Sory, że jedno pod drugim. Wszystkie do Kajmana? Nie lepiej podzielić?
Mam trochę ulgastranu - muszą brać! - i u Pucki w pracy w lodówce jest ... i trzeba też (mówi Pucka ) pobrac im bobki do badania.
"Człowiek jest odpowiedzialny za to, co oswoił" A. de St Exupery kontakt tylko porcella7@gmail.com
Nie no ja je wiozę do medicavetu. Ja w życiu w kajmanie nie byłam, nikt mnie tam nie zna, nie wiem co i jak... w medicavetu je zostawię i je zbadają kiedy tam będą mieli czas. Przepraszam, ale nie mam czasu czekać aż wszystkie 14 sztuk obejrzą...
Rzadko bywam na forum, więc jak coś pilnego to PW albo smsy
Po 3 sierpnia jestem z powrotem w Warszawie, więc jakieś maluchy mogę wziąć. Tylko, że nie mam klatki, domków, maty, karmy - nic. Bo wszystko jest z moimi prośkami w Zamrowie u Basi. Minie miesiąc zanim będę mogła je przewieźć do Warszawy.
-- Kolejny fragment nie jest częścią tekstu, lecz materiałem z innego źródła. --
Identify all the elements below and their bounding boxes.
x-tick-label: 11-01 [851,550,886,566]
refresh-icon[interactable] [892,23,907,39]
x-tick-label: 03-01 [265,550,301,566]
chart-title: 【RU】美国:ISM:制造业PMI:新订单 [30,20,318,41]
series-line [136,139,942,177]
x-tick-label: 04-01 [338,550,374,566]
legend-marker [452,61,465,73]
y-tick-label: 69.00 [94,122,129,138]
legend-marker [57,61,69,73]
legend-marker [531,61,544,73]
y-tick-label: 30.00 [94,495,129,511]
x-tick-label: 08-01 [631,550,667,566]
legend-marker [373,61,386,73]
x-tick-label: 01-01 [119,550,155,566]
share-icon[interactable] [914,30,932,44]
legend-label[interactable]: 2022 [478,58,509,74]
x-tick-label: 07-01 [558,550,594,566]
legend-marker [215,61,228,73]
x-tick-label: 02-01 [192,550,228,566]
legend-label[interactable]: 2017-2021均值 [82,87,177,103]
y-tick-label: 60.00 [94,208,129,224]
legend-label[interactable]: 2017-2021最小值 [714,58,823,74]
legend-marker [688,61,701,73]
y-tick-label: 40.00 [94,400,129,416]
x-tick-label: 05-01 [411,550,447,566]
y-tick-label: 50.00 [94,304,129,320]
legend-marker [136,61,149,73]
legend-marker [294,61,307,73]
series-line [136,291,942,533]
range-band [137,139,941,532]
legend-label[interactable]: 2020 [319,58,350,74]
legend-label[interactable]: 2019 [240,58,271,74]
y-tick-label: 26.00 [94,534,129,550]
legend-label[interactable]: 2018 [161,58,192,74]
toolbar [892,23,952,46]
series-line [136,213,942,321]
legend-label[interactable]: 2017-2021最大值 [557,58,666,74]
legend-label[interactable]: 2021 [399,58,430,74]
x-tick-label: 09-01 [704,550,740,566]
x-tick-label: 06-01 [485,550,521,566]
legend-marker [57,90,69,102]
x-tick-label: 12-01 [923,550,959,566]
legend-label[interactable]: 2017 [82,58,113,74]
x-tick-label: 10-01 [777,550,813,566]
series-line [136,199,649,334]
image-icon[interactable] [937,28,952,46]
Więc mogę wziąć 4 maluchy do 120 - o ile uda się taką zorganizować.
Byłoby dla mniej najlepiej móc odberać je w sobotę 8.08.
Danusia, ja mam od Ciebie tą największą 120. Siedzi w niej Balbina, ale przełożę ją do setki. Dwie mniejsze wysłałam do Torunia dla Joanki . Karmę i siano tez mam, i dwa domki z patyków.
Ja mam dwie setki z największych klatek, troty, trochę siana, dużo karmy, poidła, miski, paśniki etc. Jakiś jeden domek się znajdzie i ze dwa kocyki ale nie mam maty.